MILAN/NEW YORK, APRIL 12 – “If we can save the banks, we can save the hopes of developing countries”. The United Nations Secretary General, Antonio Guterres, wrote this in an editorial in Corriere della Sera, hoping for an extraordinary effort on behalf the G20.
The collapse of two large banks in recent weeks has made headlines around the world. More than $250 billion has been earmarked over a single weekend to protect credit institutions in the United States and Switzerland. “But there has not been such a rescue attempt for dozens of developing countries struggling to cope with a cascade of crises, from climate-related shocks to the COVID-19 pandemic to the war in Ukraine. Events treated as if failure was an acceptable option. The pandemic and unequal recovery hit developing countries hard,” wrote the head of the United Nations.
Developed countries adopted expansionary fiscal and monetary policies that allowed them to invest in the recovery; they have now largely returned to the pre-pandemic growth rates. But developing countries, faced with high debt costs and limited fiscal space, have been unable to do so, argues Guterres, noting that by addressing the financial markets, they could be charged interest rates up to eight times higher than those of developed countries: “A debt trap”.

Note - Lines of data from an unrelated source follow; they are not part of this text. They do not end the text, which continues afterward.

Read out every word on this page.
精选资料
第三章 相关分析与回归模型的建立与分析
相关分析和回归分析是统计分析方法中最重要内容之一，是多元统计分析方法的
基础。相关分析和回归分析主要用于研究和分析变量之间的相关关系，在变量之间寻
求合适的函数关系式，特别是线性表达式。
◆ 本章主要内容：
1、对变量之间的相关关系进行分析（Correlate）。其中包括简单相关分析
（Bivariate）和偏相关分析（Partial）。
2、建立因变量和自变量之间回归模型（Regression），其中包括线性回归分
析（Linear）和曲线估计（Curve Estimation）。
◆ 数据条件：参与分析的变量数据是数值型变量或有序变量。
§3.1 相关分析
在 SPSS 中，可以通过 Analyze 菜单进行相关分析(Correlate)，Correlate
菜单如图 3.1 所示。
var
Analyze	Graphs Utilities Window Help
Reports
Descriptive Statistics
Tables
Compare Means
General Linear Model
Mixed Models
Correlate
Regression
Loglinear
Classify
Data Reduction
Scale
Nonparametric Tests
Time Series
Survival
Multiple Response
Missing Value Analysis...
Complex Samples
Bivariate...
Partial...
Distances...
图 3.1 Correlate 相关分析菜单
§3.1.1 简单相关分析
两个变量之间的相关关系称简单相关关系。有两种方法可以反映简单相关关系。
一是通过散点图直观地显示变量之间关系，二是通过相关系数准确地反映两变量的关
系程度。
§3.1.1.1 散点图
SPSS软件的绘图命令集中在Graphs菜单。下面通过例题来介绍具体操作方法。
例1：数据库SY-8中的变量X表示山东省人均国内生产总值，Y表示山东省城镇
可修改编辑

The Secretary-General then cites the “relentlessly ongoing” climate crisis, with a disproportionate impact on the least developed countries and small island developing states (while developed countries can afford to pay for adaptation and resilience, this is not possible for developing countries) and Russia’s war in Ukraine which amplified and accelerated a global cost-of-living crisis, pushing tens of millions more people into extreme poverty and hunger. 60% of low-income countries are currently at high risk or in debt difficulty: the number has doubled since 2015. Since 2020, African countries have spent more on debt payments than on health care. While each country is characterised by a unique context, the challenges are systemic, perpetuated by a dysfunctional global financial system that focuses on short-term returns and whose returns are too limited and too belated, notes Guterres.

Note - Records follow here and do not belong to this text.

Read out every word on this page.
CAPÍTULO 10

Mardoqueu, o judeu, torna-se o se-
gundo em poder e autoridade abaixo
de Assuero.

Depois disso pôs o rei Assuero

The world is rapidly running out of time to save the 2030 Agenda and the Sustainable Development Goals (SDGs). The prospect of a world in which everyone can benefit from health care, education, decent work, clean air and water and a healthy environment is getting out of hand. Without urgent and ambitious action, this gap will result not only in a catastrophic development deficit in many countries, but in an explosive confidence deficit worldwide: “This is why I call on the G20 to approve a Stimulus on the Goals to increase the long-term funding available to needy countries by at least $500 billion a year to promote long-term investments in sustainable development, particularly where transformation is most urgent: renewable energy, sustainable food systems and the digital revolution. Developing countries need funding and technology to address these transitions with minimal social upheaval”.
This requires, according to Guterres, action in three areas. First, addressing the high cost of debt and the growing debt risk. Secondly, we need to increase long-term subsidised funding for all countries in need. Finally, emergency funding should be extended to countries in need. Last year, the International Monetary Fund allocated $650 billion in special drawing rights, the main global mechanism to increase liquidity during crises. Based on current quotas, the developed countries received 26 times more than the least developed countries and 13 times more than all the countries of Africa combined. Emergency financing should automatically go to the most needy countries. On the contrary, it is widening inequalities.